Speculation: as human bodies decline with age (attrition, entropy, etc.), perhaps the egg-production and sperm-production functions only decline a little, but the carrying-to-term function declines a lot.
women have all the eggs they'll ever have at birth.
So it would be purely (according to my hypothesis) that older mothers weren't as good an environment for the fetus.
IIRC, sperm are continuously produced and old-men's sperm is less viable. Or maybe I've just assumed that.
both sperm and eggs become less viable. the risk of down syndrome starts going up at 35, and shoots up at 40. so late children from "old" eggs might be very unfit.
John: Speculation: as human bodies decline with age (attrition, entropy, etc.), perhaps the egg-production and sperm-production functions only decline a little, but the carrying-to-term function declines a lot.
But simply pointing to more reproductive problems with age does not explain why a menopause should evolve. If old females weren't contributing to anyone else's fitness, they might as well give it one last shot.

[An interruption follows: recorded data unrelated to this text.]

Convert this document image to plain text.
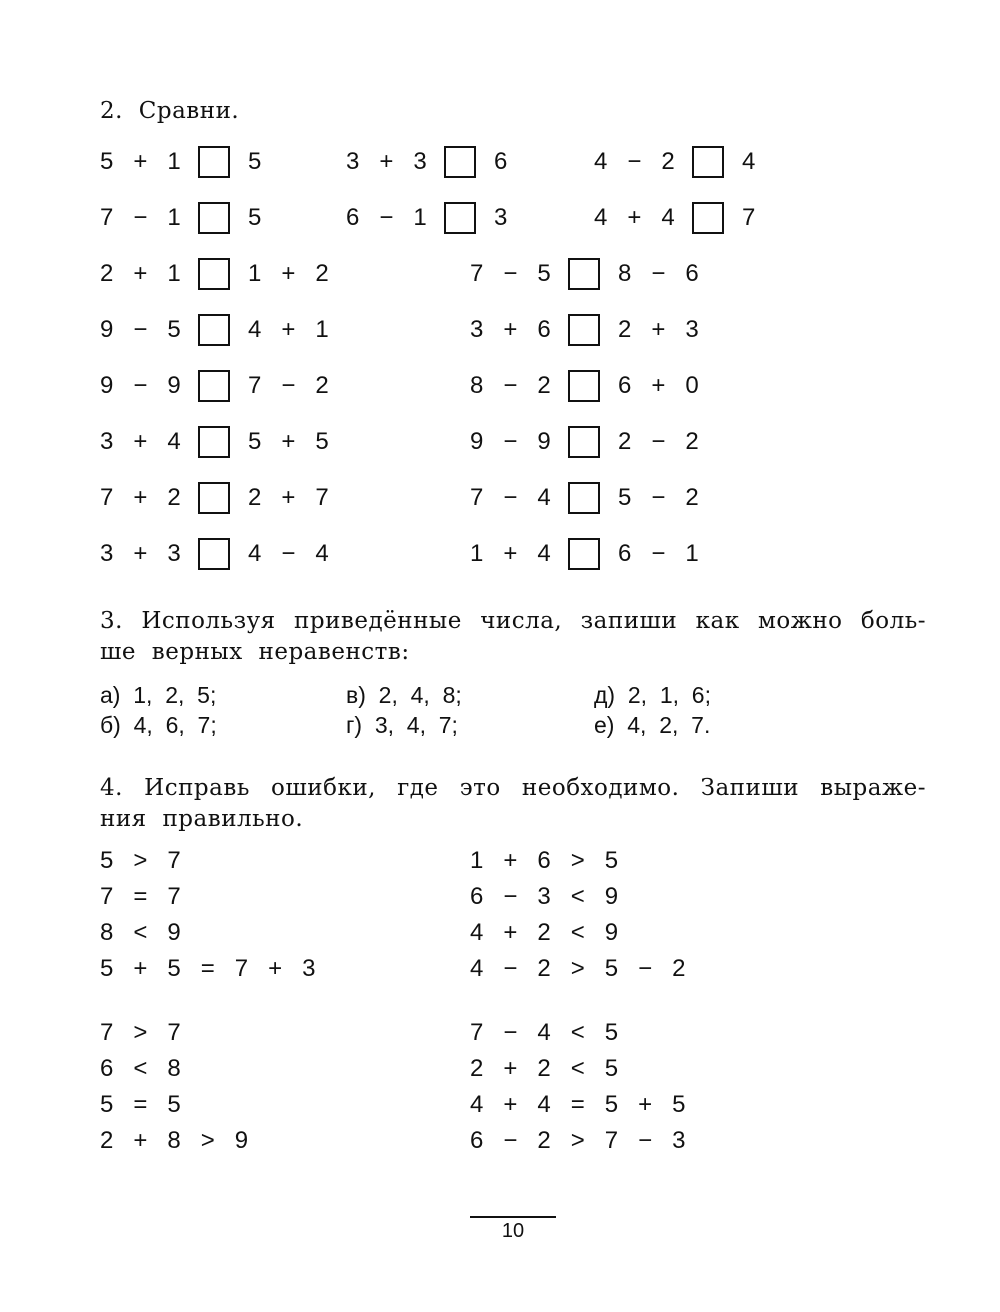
2. Сравни.
5   +   1	5	3   +   3	6	4   −   2	4
7   −   1	5	6   −   1	3	4   +   4	7
2   +   1	1   +   2	7   −   5	8   −   6
9   −   5	4   +   1	3   +   6	2   +   3
9   −   9	7   −   2	8   −   2	6   +   0
3   +   4	5   +   5	9   −   9	2   −   2
7   +   2	2   +   7	7   −   4	5   −   2
3   +   3	4   −   4	1   +   4	6   −   1
3. Используя приведённые числа, запиши как можно боль-
ше верных неравенств:
а)  1,  2,  5;	в)  2,  4,  8;	д)  2,  1,  6;
б)  4,  6,  7;	г)  3,  4,  7;	е)  4,  2,  7.
4. Исправь ошибки, где это необходимо. Запиши выраже-
ния правильно.
5   >   7
7   =   7
8   <   9
5   +   5   =   7   +   3
1   +   6   >   5
6   −   3   <   9
4   +   2   <   9
4   −   2   >   5   −   2
7   >   7
6   <   8
5   =   5
2   +   8   >   9
7   −   4   <   5
2   +   2   <   5
4   +   4   =   5   +   5
6   −   2   >   7   −   3
10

Are you familiar with Craig Packer's theory that "menopause" exists in all mammals, and females are only likely to stick around for the time that it takes to raise the last kid successfully? I think it resembles your scenario a bit. He says this is enough to explain why a human female hunter-gatherer is likely to survive to 55 instead of 40, assuming that children are dependent until their late teens. I am skeptical about this: he talks about lions a lot, they might survive for a couple of years after last reproduction, and that seems like a far cry from an actual menopause. And his theory does not rule out humans having a novel adaptation for shutting down the reproduction to be able to concentrate on raising that last kid.
razib: both sperm and eggs become less viable. the risk of down syndrome starts going up at 35, and shoots up at 40. so late children from "old" eggs might be very unfit.
But even if it shoots up (to a few percent?) is the risk so great that reproduction should be avoided altogether? The child mortality rate in the first year might be up to 20% in hunter-gatherers - even assuming every Down baby as extra mortality on top of that, I think they might not be a deal-breaker?
But even if it shoots up (to a few percent?) is the risk so great that reproduction should be avoided altogether?
obviously depends on potential trade offs. if you live that long, as john stated, you might be a wisdom bank that the tribe (and your offspring) could use.
The culture-carrier function has to be considered separately from the birthing / childraising function. It wouldn't be limited to childraising -- during all periods women had valuable knowledge in areas like weaving, horticulture, etc.
A really big one for H-Gs had to be what stuff is safe to eat, or what you have to do to poisonous stuff to make it safe. Some of the techniques adopted by Oz Aboriginals to render highly poisonous plants edible were really quite complex and non-intuitive, and I have to wonder how the hell they were ever devised. It's hard to avoid the semi-humorous mental image of a series of self-sacrifing experimenters, a string of Aboriginal J. S. Haldanes, doing increasingly weird things to poisonous plants and consuming the products until one of them managed to survive the experience. Other populations elsewhere had some similar processes.
Likewise medicinal use of plants - a lot of the traditional Aboriginal practices on this are only just being documented now, and they are surprisingly extensive, even given that some of that knowledge has already been lost, having died out with the last people who had it.